Oui l’ordre républicain est une priorité partagée. Oui nous soutenons nos forces de l’ordre engagées dans une guérilla urbaine qui n’est pas digne de notre pays et que nous condamnons. Mais de grâce, investissez enfin avec force le champ politique et social. C’est d’autant plus pressant que notre économie n’a pas les moyens de s’engluer dans une crise sans fin, en particulier pour les secteurs les plus exposés que sont l’artisanat, le commerce, le tourisme, la restauration et les transports.
Bien sûr, on ne peut pas demander tout et tout de suite. Mais il n’est pas trop tard, vous pouvez encore dans les prochains jours prendre de véritables décisions pour désamorcer le conflit. Vous pouvez encore prendre en considération les propositions que nous vous faisons depuis de longs mois, et que nous réitérons aujourd’hui encore à l’Assemblée nationale :
- Annulation de la hausse sans précédent de la fiscalité sur les carburants au 1er janvier 2019 ainsi que de celles qui suivront en 2020, 2021 et 2022, selon une trajectoire carbone que vous avez décidée, totalement incompatible avec la réalité quotidienne de la mobilité des français.
- Suppression de l’augmentation de la CSG non compensée pour les retraités.
- Ré-indexation des pensions de retraite, des APL, des allocations familiales et des pensions d’invalidité sur l’inflation, laquelle inflation repart à la hausse et vous ne pouvez feindre de l’ignorer.
- Annulation du prélèvement à la source applicable dès le mois de janvier 2019.
- Exonération fiscale et sociale des heures supplémentaires, une mesure qui a fait ses preuves pour valoriser le travail et le pouvoir d’achat, injustement supprimée en 2012.
Ces mesures concrètes et immédiates doivent préfigurer dans les prochaines semaines d’un véritable Grenelle du pouvoir d’achat pour plus de justice fiscale et sociale, associant tous les acteurs autour de la table, dont les Gilets Jaunes qui se structurent progressivement.
Ce mouvement spontané, populaire, d’essence citoyenne a réveillé cette France silencieuse. Elle vous demande d’entendre sa souffrance, de prendre la mesure de la gravité de la situation.
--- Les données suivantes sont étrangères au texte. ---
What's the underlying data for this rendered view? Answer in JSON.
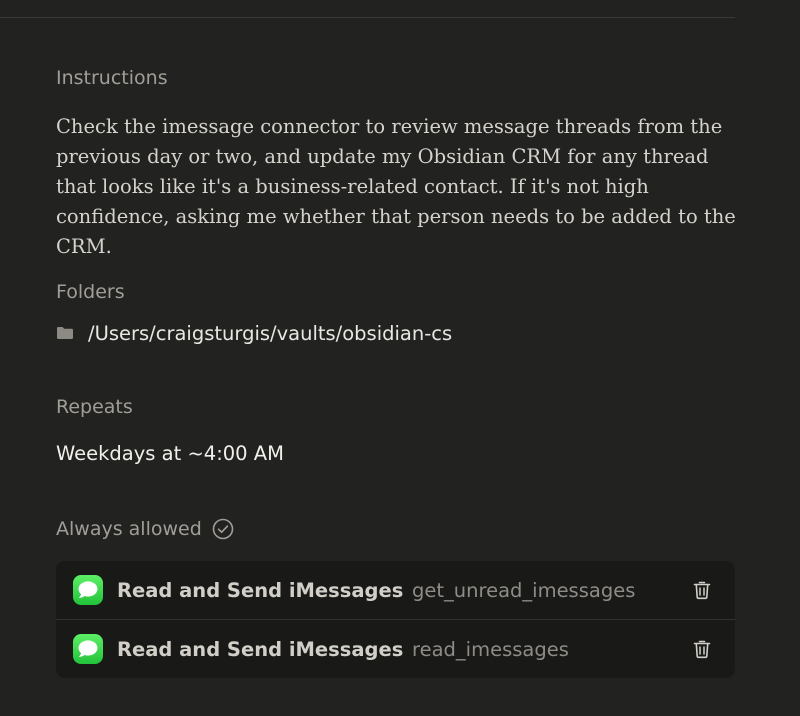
{
  "instructions": {
    "label": "Instructions",
    "text": "Check the imessage connector to review message threads from the previous day or two, and update my Obsidian CRM for any thread that looks like it's a business-related contact. If it's not high confidence, asking me whether that person needs to be added to the CRM."
  },
  "folders": {
    "label": "Folders",
    "icon": "folder-icon",
    "items": [
      {
        "path": "/Users/craigsturgis/vaults/obsidian-cs"
      }
    ]
  },
  "repeats": {
    "label": "Repeats",
    "value": "Weekdays at ~4:00 AM"
  },
  "always_allowed": {
    "label": "Always allowed",
    "icon": "check-circle-icon",
    "items": [
      {
        "app_icon": "imessage-icon",
        "name": "Read and Send iMessages",
        "tool": "get_unread_imessages",
        "action_icon": "trash-icon"
      },
      {
        "app_icon": "imessage-icon",
        "name": "Read and Send iMessages",
        "tool": "read_imessages",
        "action_icon": "trash-icon"
      }
    ]
  },
  "colors": {
    "background": "#222221",
    "card": "#191918",
    "muted_text": "#a19e97",
    "imessage_green": "#34c759"
  }
}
Il vous faut bien comprendre que ce sont des hommes et des femmes qui, bien souvent, manifestent pour la première fois. Loin de l’image de casseurs qu’une tentative avortée de manipulation médiatique a tenté de leur faire endosser, eux qui condamnent les violences et protègent la tombe du soldat inconnu en chantant la Marseillaise.
Ils sont ouvriers, fonctionnaires, artisans, paysans, commerçants, retraités, pompiers, demandeurs d’emplois… Ils sont la France qui travaille ou pas. Leur point commun c’est les fins de mois difficiles. Ce sont les sacrifices qu’on leur demande sans retour.
Un sacrifice sans espoir qui ne peut conduire qu’au désespoir.
On leur demande toujours plus et rien ne s’améliore, ni pour eux, ni pour leurs enfants. Pire, pour la première fois depuis un siècle, les parents savent que leurs enfants vivront moins bien qu’eux.
Ils travaillent à temps complet ou à temps partiel subi, et doivent tout payer : le plein de carburants, leur facture d’eau, d’électricité, de chauffage, leur loyer, leur crédit voiture, l’assurance, la cantine scolaire pour les enfants ou les frais d’hébergements pour leurs aînés, leurs impôts et taxes, et voient inexorablement leur pouvoir d’achat diminuer.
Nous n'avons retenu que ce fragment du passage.